JAKARTA - Ribuan orang berunjuk rasa di Ibu Kota Belarusia, Minsk. Tuntutan agar Presiden Alexander Lukashenko mengundurkan diri tak surut meski aparat telah menyerukan ancaman senjata.
Belarus, bekas Republik Soviet yang bersekutu dekat dengan Rusia tengah diguncang serentetan aksi protes. Hal itu terjadi sejak otoritas mengumumkan Lukashenko kembali unggul pada Pemilu 9 Agustus dengan perolehan 80 persen suara.
Kantor berita Interfax menyebut jumlah demonstran ada di angka lebih dari 30 ribu orang. Di antara itu, 50 demonstran ditangkap.

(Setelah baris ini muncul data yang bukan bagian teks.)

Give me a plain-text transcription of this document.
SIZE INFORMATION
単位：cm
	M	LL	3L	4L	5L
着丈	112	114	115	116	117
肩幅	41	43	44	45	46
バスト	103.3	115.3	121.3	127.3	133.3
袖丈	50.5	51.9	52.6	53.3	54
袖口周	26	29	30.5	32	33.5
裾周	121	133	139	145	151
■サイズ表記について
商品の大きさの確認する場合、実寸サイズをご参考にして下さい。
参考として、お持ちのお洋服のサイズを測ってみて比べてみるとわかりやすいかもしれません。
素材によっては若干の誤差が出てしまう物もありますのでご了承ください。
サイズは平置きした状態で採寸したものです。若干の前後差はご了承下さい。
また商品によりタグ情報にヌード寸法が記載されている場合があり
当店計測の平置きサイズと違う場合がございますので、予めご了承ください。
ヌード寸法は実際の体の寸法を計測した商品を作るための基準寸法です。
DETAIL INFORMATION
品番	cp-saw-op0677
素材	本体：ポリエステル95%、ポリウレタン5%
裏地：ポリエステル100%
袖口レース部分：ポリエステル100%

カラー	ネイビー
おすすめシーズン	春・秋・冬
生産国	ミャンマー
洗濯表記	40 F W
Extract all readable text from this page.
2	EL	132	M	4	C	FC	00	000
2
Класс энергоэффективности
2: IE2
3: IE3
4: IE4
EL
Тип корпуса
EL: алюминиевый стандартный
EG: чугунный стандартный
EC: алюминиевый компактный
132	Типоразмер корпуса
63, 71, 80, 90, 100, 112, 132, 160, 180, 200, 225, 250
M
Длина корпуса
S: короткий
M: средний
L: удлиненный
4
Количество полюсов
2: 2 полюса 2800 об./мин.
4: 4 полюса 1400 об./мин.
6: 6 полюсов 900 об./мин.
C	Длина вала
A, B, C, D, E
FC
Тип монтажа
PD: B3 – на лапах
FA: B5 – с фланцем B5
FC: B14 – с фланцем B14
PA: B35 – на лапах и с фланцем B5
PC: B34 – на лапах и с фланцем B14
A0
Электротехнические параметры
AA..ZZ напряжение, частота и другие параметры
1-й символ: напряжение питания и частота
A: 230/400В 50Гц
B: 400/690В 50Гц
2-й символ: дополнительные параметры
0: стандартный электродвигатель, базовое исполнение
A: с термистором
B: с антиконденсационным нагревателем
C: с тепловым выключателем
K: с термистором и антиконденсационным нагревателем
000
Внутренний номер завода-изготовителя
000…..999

Selain itu otoritas keamanan juga mengacaukan sinyal pita lebar seluler di sejumlah wilayah di Minsk. Disebutkan pula bahwa suara keras seperti granat kejut terdengar dekat dengan kerumunan massa.
Pejabat polisi senior, pekan lalu mengatakan aparat kepolisian akan diizinkan menggunakan senjata api untuk menghadapi demonstran. Pasukan keamanan menahan lebih dari 13 ribu orang sejak pemilu.
BACA JUGA:
Di antara tangkapan, polisi turut menangkap semua pemimpin oposisi berpengaruh yang belum meninggalkan negara tersebut. Selain itu otoritas juga menekan media independen.
Pemimpin oposisi, Sviatlana Tsikhanouskaya, yang menyelamatkan diri ke Lithuania, pekan lalu mendesak Lukashenko agar mundur. Sviatlana juga memberi tenggat hingga 25 Oktober.
Ia mengatakan Lukashenko akan menghadapi aksi nasional yang melumpuhkan Belarusia jika Lukashenko melewati tenggat. Tekanan terhadap Lukashenko terus meluas. Sang Presiden telah memimpin secara otoriter sejak 1994.